犯罪被害者からの電話相談に応じるスタッフ(大津市・おうみ犯罪被害者支援センター)

犯罪被害者からの電話相談に応じるスタッフ(大津市・おうみ犯罪被害者支援センター)

 犯罪被害者らを支援するため、県内の全19市町が制定している条例に基づく見舞金の利用が低調だ。認知度不足などから、施行後15年近くたっても実績ゼロの自治体が複数ある。京滋で今年相次いだ重大な事件や事故で支援の重要性が高まる中、民間団体からは支給要件を緩和するなどの見直しを求める声が出ている。

 19市町は精神的な被害軽減を目的に、犯罪被害者等支援条例で見舞金の支給を定めている。各市町によると、2016年度から3年間の支給実績は長浜市の2件が最多で、大津、草津、湖南、米原の4市が各1件にとどまる。甲賀、東近江両市は条例施行から15年近くになるものの、実績はゼロという。

 利用が低迷する一因には、行政による周知不足がある。専門職は置かず、防犯担当の職員が兼務する最小限の体制が多い。甲賀市の担当者は「女性の被害者が男性職員に相談しづらいケースもあるのでは」と話す。

 県警は、支援要員の警察官に対し、該当する被害者には支援制度を案内するよう研修しているが、現場でどこまで徹底できているか把握していないという。

 傷害については支給要件が厳しいとの声がある。「医師の診断で全治1カ月以上」と定義され、警察が重傷として扱うけがが基準。県警の統計上は刑法犯の約1割(17年)を占めるが、県内唯一の相談窓口である公益社団法人おうみ犯罪被害者支援センター(大津市)によると、寄せられた相談のほとんどが全治1カ月未満。支援の実効性を高めるには、負傷程度に応じた支給基準を設けるべきと指摘する。

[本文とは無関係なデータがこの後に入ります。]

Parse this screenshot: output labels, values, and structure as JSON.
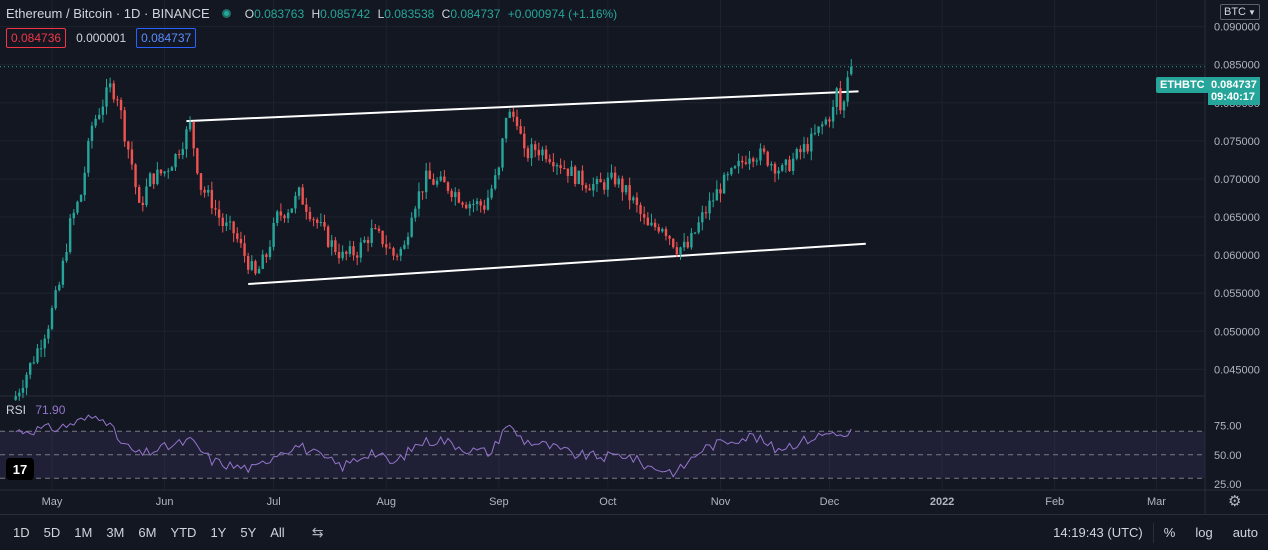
{
  "legend": {
    "symbol": "Ethereum / Bitcoin · 1D · BINANCE",
    "ohlc": [
      {
        "k": "O",
        "v": "0.083763"
      },
      {
        "k": "H",
        "v": "0.085742"
      },
      {
        "k": "L",
        "v": "0.083538"
      },
      {
        "k": "C",
        "v": "0.084737"
      }
    ],
    "change": "+0.000974 (+1.16%)",
    "sell_price": "0.084736",
    "spread": "0.000001",
    "buy_price": "0.084737"
  },
  "currency_button": "BTC",
  "symbol_tag": "ETHBTC",
  "last_price": "0.084737",
  "countdown": "09:40:17",
  "rsi": {
    "name": "RSI",
    "value": "71.90",
    "color": "#9575cd"
  },
  "logo_text": "17",
  "timeframes": [
    "1D",
    "5D",
    "1M",
    "3M",
    "6M",
    "YTD",
    "1Y",
    "5Y",
    "All"
  ],
  "clock": "14:19:43 (UTC)",
  "scale_options": [
    "%",
    "log",
    "auto"
  ],
  "colors": {
    "up": "#26a69a",
    "down": "#ef5350",
    "background": "#131722",
    "rsi": "#9575cd",
    "trendline": "#ffffff"
  },
  "icons": {
    "calendar": "calendar-range-icon",
    "settings": "gear-icon"
  },
  "chart_data": {
    "type": "candlestick",
    "x_axis_labels": [
      "May",
      "Jun",
      "Jul",
      "Aug",
      "Sep",
      "Oct",
      "Nov",
      "Dec",
      "2022",
      "Feb",
      "Mar"
    ],
    "y_axis_ticks": [
      "0.090000",
      "0.085000",
      "0.080000",
      "0.075000",
      "0.070000",
      "0.065000",
      "0.060000",
      "0.055000",
      "0.050000",
      "0.045000"
    ],
    "y_range": [
      0.0415,
      0.0935
    ],
    "rsi_ticks": [
      "75.00",
      "50.00",
      "25.00"
    ],
    "rsi_range": [
      20,
      100
    ],
    "rsi_band": [
      30,
      70
    ],
    "price_anchors": [
      [
        "2021-04-21",
        0.0415
      ],
      [
        "2021-04-26",
        0.0465
      ],
      [
        "2021-04-30",
        0.051
      ],
      [
        "2021-05-03",
        0.056
      ],
      [
        "2021-05-06",
        0.064
      ],
      [
        "2021-05-09",
        0.068
      ],
      [
        "2021-05-12",
        0.077
      ],
      [
        "2021-05-15",
        0.08
      ],
      [
        "2021-05-17",
        0.082
      ],
      [
        "2021-05-19",
        0.081
      ],
      [
        "2021-05-21",
        0.076
      ],
      [
        "2021-05-23",
        0.072
      ],
      [
        "2021-05-25",
        0.066
      ],
      [
        "2021-05-28",
        0.07
      ],
      [
        "2021-06-01",
        0.071
      ],
      [
        "2021-06-04",
        0.073
      ],
      [
        "2021-06-07",
        0.076
      ],
      [
        "2021-06-08",
        0.077
      ],
      [
        "2021-06-11",
        0.069
      ],
      [
        "2021-06-14",
        0.067
      ],
      [
        "2021-06-17",
        0.064
      ],
      [
        "2021-06-20",
        0.063
      ],
      [
        "2021-06-23",
        0.06
      ],
      [
        "2021-06-26",
        0.0572
      ],
      [
        "2021-06-29",
        0.06
      ],
      [
        "2021-07-02",
        0.065
      ],
      [
        "2021-07-06",
        0.0665
      ],
      [
        "2021-07-08",
        0.068
      ],
      [
        "2021-07-12",
        0.065
      ],
      [
        "2021-07-16",
        0.062
      ],
      [
        "2021-07-20",
        0.0598
      ],
      [
        "2021-07-24",
        0.0605
      ],
      [
        "2021-07-28",
        0.063
      ],
      [
        "2021-07-31",
        0.062
      ],
      [
        "2021-08-03",
        0.06
      ],
      [
        "2021-08-06",
        0.061
      ],
      [
        "2021-08-08",
        0.066
      ],
      [
        "2021-08-12",
        0.07
      ],
      [
        "2021-08-18",
        0.069
      ],
      [
        "2021-08-23",
        0.067
      ],
      [
        "2021-08-28",
        0.0665
      ],
      [
        "2021-09-01",
        0.071
      ],
      [
        "2021-09-03",
        0.0785
      ],
      [
        "2021-09-06",
        0.078
      ],
      [
        "2021-09-08",
        0.073
      ],
      [
        "2021-09-11",
        0.074
      ],
      [
        "2021-09-14",
        0.0735
      ],
      [
        "2021-09-18",
        0.072
      ],
      [
        "2021-09-23",
        0.07
      ],
      [
        "2021-09-28",
        0.069
      ],
      [
        "2021-10-03",
        0.07
      ],
      [
        "2021-10-08",
        0.067
      ],
      [
        "2021-10-12",
        0.0635
      ],
      [
        "2021-10-16",
        0.064
      ],
      [
        "2021-10-20",
        0.061
      ],
      [
        "2021-10-23",
        0.061
      ],
      [
        "2021-10-27",
        0.065
      ],
      [
        "2021-11-01",
        0.069
      ],
      [
        "2021-11-05",
        0.071
      ],
      [
        "2021-11-09",
        0.0735
      ],
      [
        "2021-11-13",
        0.073
      ],
      [
        "2021-11-18",
        0.071
      ],
      [
        "2021-11-22",
        0.073
      ],
      [
        "2021-11-26",
        0.075
      ],
      [
        "2021-11-29",
        0.077
      ],
      [
        "2021-12-02",
        0.079
      ],
      [
        "2021-12-03",
        0.0815
      ],
      [
        "2021-12-04",
        0.079
      ],
      [
        "2021-12-05",
        0.08
      ],
      [
        "2021-12-06",
        0.0838
      ],
      [
        "2021-12-07",
        0.0847
      ]
    ],
    "rsi_anchors": [
      [
        "2021-04-21",
        70
      ],
      [
        "2021-05-03",
        73
      ],
      [
        "2021-05-10",
        80
      ],
      [
        "2021-05-15",
        84
      ],
      [
        "2021-05-20",
        60
      ],
      [
        "2021-05-25",
        50
      ],
      [
        "2021-06-01",
        56
      ],
      [
        "2021-06-08",
        62
      ],
      [
        "2021-06-14",
        45
      ],
      [
        "2021-06-20",
        40
      ],
      [
        "2021-06-26",
        38
      ],
      [
        "2021-07-02",
        52
      ],
      [
        "2021-07-08",
        58
      ],
      [
        "2021-07-14",
        48
      ],
      [
        "2021-07-20",
        40
      ],
      [
        "2021-07-28",
        53
      ],
      [
        "2021-08-03",
        42
      ],
      [
        "2021-08-10",
        60
      ],
      [
        "2021-08-16",
        63
      ],
      [
        "2021-08-24",
        54
      ],
      [
        "2021-08-30",
        52
      ],
      [
        "2021-09-03",
        76
      ],
      [
        "2021-09-08",
        62
      ],
      [
        "2021-09-14",
        58
      ],
      [
        "2021-09-22",
        50
      ],
      [
        "2021-09-30",
        48
      ],
      [
        "2021-10-06",
        50
      ],
      [
        "2021-10-12",
        40
      ],
      [
        "2021-10-20",
        35
      ],
      [
        "2021-10-27",
        55
      ],
      [
        "2021-11-04",
        63
      ],
      [
        "2021-11-10",
        66
      ],
      [
        "2021-11-16",
        55
      ],
      [
        "2021-11-22",
        60
      ],
      [
        "2021-11-28",
        66
      ],
      [
        "2021-12-03",
        70
      ],
      [
        "2021-12-05",
        63
      ],
      [
        "2021-12-07",
        71.9
      ]
    ],
    "trendlines": [
      {
        "from": [
          "2021-06-07",
          0.0776
        ],
        "to": [
          "2021-12-09",
          0.0815
        ]
      },
      {
        "from": [
          "2021-06-24",
          0.0562
        ],
        "to": [
          "2021-12-11",
          0.0615
        ]
      }
    ]
  }
}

 対する自治体側は「予算の制約がある」として、支給拡大につながる見直しには難色を示す。一方、大津市は治療に時間がかかる心のケアについて傷害見舞金の対象に含めることを検討している。

 被害者は本来、加害者側に損害賠償を請求できるが、加害者が裁判所の支払い決定に応じず泣き寝入りを強いられることが少なくない。どこからも補償を得られず経済的に余裕のない中で、被害者が治療費を自己負担している事例は県内でもある。同センターの三原貴子事務局次長は「被害者が損をすることがないよう、現実に即して救済できる制度にしてほしい」と訴える。

 さらに制度のはざまで取り残されているのが、生活保護を受ける被害者だ。見舞金は「収入」とみなされ、生活保護費が減る。松村裕美支援局長は「見舞金は生活費の支援ではなく、被害に対する慰謝料。災害時の義援金と同様、収入から除外すべき」と指摘。支援政策に詳しい京都産業大の新恵里准教授(被害者学)も「当面の生活に困窮する被害者もおり、被害者にとって使いやすい制度が望ましい」と強調する。